Das Seeraub-System

Diese Seeräuber zeichneten sich durch eine besondre Eigenheit von allen Piraten aus, die je die Meere unsicher machten. Die Raubgier, der Geiz, die gewöhnlich bei den Seeräubern Alles sind, hatten nur einen untergeordneten Rang bei ihren Unternehmungen, deren Zweck Ehre war. So gesinnt hatten diese Seeräuber Begriffe von Billigkeit und Großmut. Trafen sie auf einen schwachen Feind, so ließen sie einen Teil ihrer Schiffe sich entfernen, und schlugen sich nur mit einer gleichen Anzahl, damit der Sieg keiner Übermacht, sondern nur allein der Tapferkeit zugeschrieben werden könnte. Bisweilen wurde der Streit auch durch einen Zweikampf der beiderseitigen Anführer entschieden, die ans nächste Land stiegen, und so lange kämpften, bis einer stürzte, oder sich für überwunden erklärte. Dieser Kampf dauerte manchmal einige Tage lang; sie ruhten sich aus, aßen und tranken freundschaftlich zusammen; sodann fingen sie immer wieder von neuem an, umgeben von ihren Waffenbrüdern, die einen Kreis um sie schlossen. Hatte der Besiegte mutig gestritten, so trank der Sieger mit ihm, nach alt-scythischer Weise, Brüderschaft, und bekräftigte diesen Bund durch eine besondre Zeremonie.
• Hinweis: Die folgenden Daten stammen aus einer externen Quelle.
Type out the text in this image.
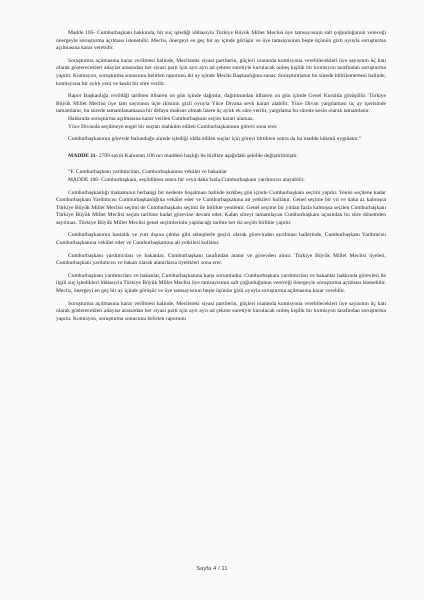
Madde 105- Cumhurbaşkanı hakkında, bir suç işlediği iddiasıyla Türkiye Büyük Millet Meclisi üye tamsayısının salt çoğunluğunun vereceği önergeyle soruşturma açılması istenebilir. Meclis, önergeyi en geç bir ay içinde görüşür ve üye tamsayısının beşte üçünün gizli oyuyla soruşturma açılmasına karar verebilir.

Soruşturma açılmasına karar verilmesi halinde, Meclisteki siyasi partilerin, güçleri oranında komisyona verebilecekleri üye sayısının üç katı olarak gösterecekleri adaylar arasından her siyasi parti için ayrı ayrı ad çekme suretiyle kurulacak onbeş kişilik bir komisyon tarafından soruşturma yapılır. Komisyon, soruşturma sonucunu belirten raporunu iki ay içinde Meclis Başkanlığına sunar. Soruşturmanın bu sürede bitirilememesi halinde, komisyona bir aylık yeni ve kesin bir süre verilir.

Rapor Başkanlığa verildiği tarihten itibaren on gün içinde dağıtılır, dağıtımından itibaren on gün içinde Genel Kurulda görüşülür. Türkiye Büyük Millet Meclisi üye tam sayısının üçte ikisinin gizli oyuyla Yüce Divana sevk kararı alabilir. Yüce Divan yargılaması üç ay içerisinde tamamlanır, bu sürede tamamlanamazsa bir defaya mahsus olmak üzere üç aylık ek süre verilir, yargılama bu sürede kesin olarak tamamlanır.

Hakkında soruşturma açılmasına karar verilen Cumhurbaşkanı seçim kararı alamaz.

Yüce Divanda seçilmeye engel bir suçtan mahkûm edilen Cumhurbaşkanının görevi sona erer.

Cumhurbaşkanının görevde bulunduğu sürede işlediği iddia edilen suçlar için görevi bittikten sonra da bu madde hükmü uygulanır.”

MADDE 11- 2709 sayılı Kanunun 106 ncı maddesi başlığı ile birlikte aşağıdaki şekilde değiştirilmiştir.

“F. Cumhurbaşkanı yardımcıları, Cumhurbaşkanına vekâlet ve bakanlar

MADDE 106- Cumhurbaşkanı, seçildikten sonra bir veya daha fazla Cumhurbaşkanı yardımcısı atayabilir.

Cumhurbaşkanlığı makamının herhangi bir nedenle boşalması halinde kırkbeş gün içinde Cumhurbaşkanı seçimi yapılır. Yenisi seçilene kadar Cumhurbaşkanı Yardımcısı Cumhurbaşkanlığına vekâlet eder ve Cumhurbaşkanına ait yetkileri kullanır. Genel seçime bir yıl ve daha az kalmışsa Türkiye Büyük Millet Meclisi seçimi de Cumhurbaşkanı seçimi ile birlikte yenilenir. Genel seçime bir yıldan fazla kalmışsa seçilen Cumhurbaşkanı Türkiye Büyük Millet Meclisi seçim tarihine kadar görevine devam eder. Kalan süreyi tamamlayan Cumhurbaşkanı açısından bu süre dönemden sayılmaz. Türkiye Büyük Millet Meclisi genel seçimlerinin yapılacağı tarihte her iki seçim birlikte yapılır.

Cumhurbaşkanının hastalık ve yurt dışına çıkma gibi sebeplerle geçici olarak görevinden ayrılması hallerinde, Cumhurbaşkanı Yardımcısı Cumhurbaşkanına vekâlet eder ve Cumhurbaşkanına ait yetkileri kullanır.

Cumhurbaşkanı yardımcıları ve bakanlar, Cumhurbaşkanı tarafından atanır ve görevden alınır. Türkiye Büyük Millet Meclisi üyeleri, Cumhurbaşkanı yardımcısı ve bakan olarak atanırlarsa üyelikleri sona erer.

Cumhurbaşkanı yardımcıları ve bakanlar, Cumhurbaşkanına karşı sorumludur. Cumhurbaşkanı yardımcıları ve bakanlar hakkında görevleri ile ilgili suç işledikleri iddiasıyla Türkiye Büyük Millet Meclisi üye tamsayısının salt çoğunluğunun vereceği önergeyle soruşturma açılması istenebilir. Meclis, önergeyi en geç bir ay içinde görüşür ve üye tamsayısının beşte üçünün gizli oyuyla soruşturma açılmasına karar verebilir.

Soruşturma açılmasına karar verilmesi halinde, Meclisteki siyasi partilerin, güçleri oranında komisyona verebilecekleri üye sayısının üç katı olarak gösterecekleri adaylar arasından her siyasi parti için ayrı ayrı ad çekme suretiyle kurulacak onbeş kişilik bir komisyon tarafından soruşturma yapılır. Komisyon, soruşturma sonucunu belirten raporunu

Sayfa 4 / 11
Beide machten Einschnitte in ihre Arme oder Hände; mit dem herausfließenden Blute bestrichen sie ihre Waffen, oder mischten es in ihr Getränke, legten sodann Erdklumpen auf ihre Köpfe, und gelobten sich ewige Freundschaft; dabei schworen sie einer des andern Tod zu rächen, wenn einer von ihnen im Kampf fallen sollte.

Das Wasser war so sehr das Element dieser rauen Seemenschen, dass sie es für schimpflich hielten, im Winter ihre Schiffe zu verlassen, und nicht auf denselben eben so wie im Sommer zu leben. Dagegen war es nach ihren Grundsätzen ehrenvoll, nie unter einem Dache zu schlafen, wo eine Feuerstätte war; noch aus einem Hausgeschirr bei einem großen Feuer zu trinken, welches für eine Weichlichkeit gehalten wurde. Mut war in ihren Augen die größte Tugend; daher auch der Bauernsohn von erprobtem Mut dem Sohn eines Königs die Brüderschaft antragen konnte. Angantyr, ein Gotischer Prinz, machte Schwierigkeit dies einem jungen Bauern, Wiking Torsten, zuzugestehen; der Bauer forderte hierauf den Prinzen heraus, und erkämpfte sein Recht zur Brüderschaft, das der Prinz nun anerkennen musste.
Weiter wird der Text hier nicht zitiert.